BLOG: Reflections from My Visit to the Permian

BLOG: Reflections from My Visit to the Permian
Activity in the nation's hottest shale play is high, but how does that affect the residents of West Texas?

Recently, I traveled to Midland and Odessa to cover the activity in the Permian, which included working and living conditions for those who reside in the area.

Riding around, I saw that West Texas was much of what I expected – flat land with numerous pumpjacks dotting the fields off the highway.

I’m not saying I envisioned tumbleweeds, but I’m not saying I didn’t envision them either.

In all honesty, both towns functioned as any other small town, I suppose. Originally being from a small town myself, I recognized the usual – there were restaurants, hotels, a bowling alley, movie theater, etc. But what soon became a recurring theme throughout my two-day stay was the price inflation.

From the moment I stepped foot in the Uber from the airport, it was clear the recent oil boom had sent prices skyrocketing for just about everything.

Aside from Uber and Lyft rides charging more, drivers were paying more at the pump, and not to mention, groceries. My greatest bit of insight happened to come from the Uber and Lyft drivers. As one in particular told me, “the prices for everything have gone up … but everybody isn’t making oilfield money.”

She has a point.

While many oilfield workers are enjoying the higher wages and steady work, some West Texas residents are struggling with the adverse effects of the latest oil boom.

Odessa realtor Wayne Dunson chauffeured me around some Midland communities where houses were being sold at or near $1 million. And a home Aramco worker Todd Green purchased in 2004 would be valued at almost quadruple the price today. He also said some efficiency apartments in the area are being rented for about $1,500 per month.    

Another Uber driver told me how during a previous boom, people were paying some homeowners $450 weekly to park their RVs in their driveways.

Clearly homes and land are at a premium, something that happens in the area with every oil industry upcycle.

Yet another Uber driver explained that with just a two-lane loop in Midland, traffic congestion can be a nightmare during peak times. Still, the city refuses to address certain infrastructure issues, he said. The reasoning is because with the whole boom-bust trend in the industry, the city doesn’t necessarily want to invest a lot of money since the long-term isn’t as certain.

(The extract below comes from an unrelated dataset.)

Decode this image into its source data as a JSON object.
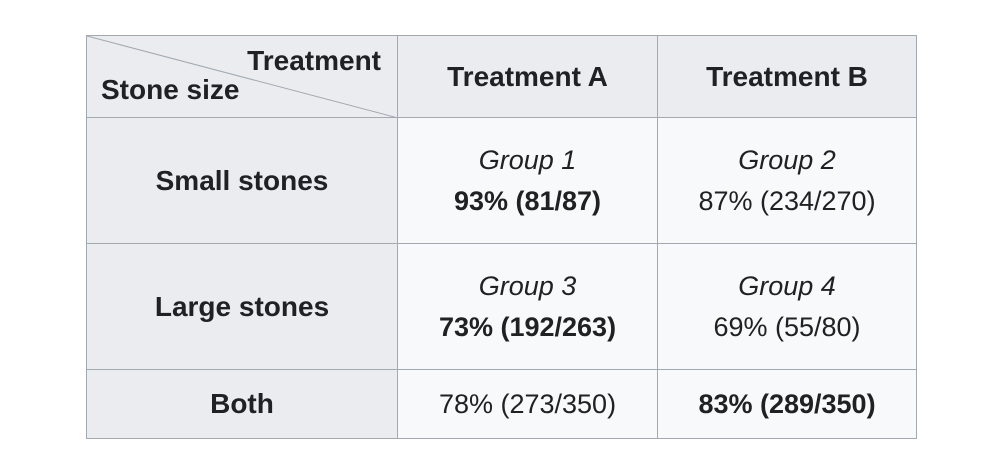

And during my interview with Christopher Pierce who works at a drug rehab facility in Midland, he said the city needed more “wholesome family entertainment” rather than just “restaurants and bars.”

Some of the commenters on Rigzone’s Facebook page also believe that Midland and Odessa simply aren’t doing enough to make the area desirable to live – for the workers during the oil boom or the residents once oil workers trickle out during the bust.

The sentiment I gathered from my short trip to the Permian was that the West Texas cities simply roll with the ups and downs of the oil industry. When activity is high, they expect the influx of workers and the price inflations. During the down times, they understand people leave. It seems there’s not a lot of preparation done to prepare for the next boom or bust. It’s just business as usual.

That’s fine for somebody like me who’s just passing through. But there are others who call Midland and Odessa home, who simply want their concerns addressed. Perhaps we’ll see with the next cycle.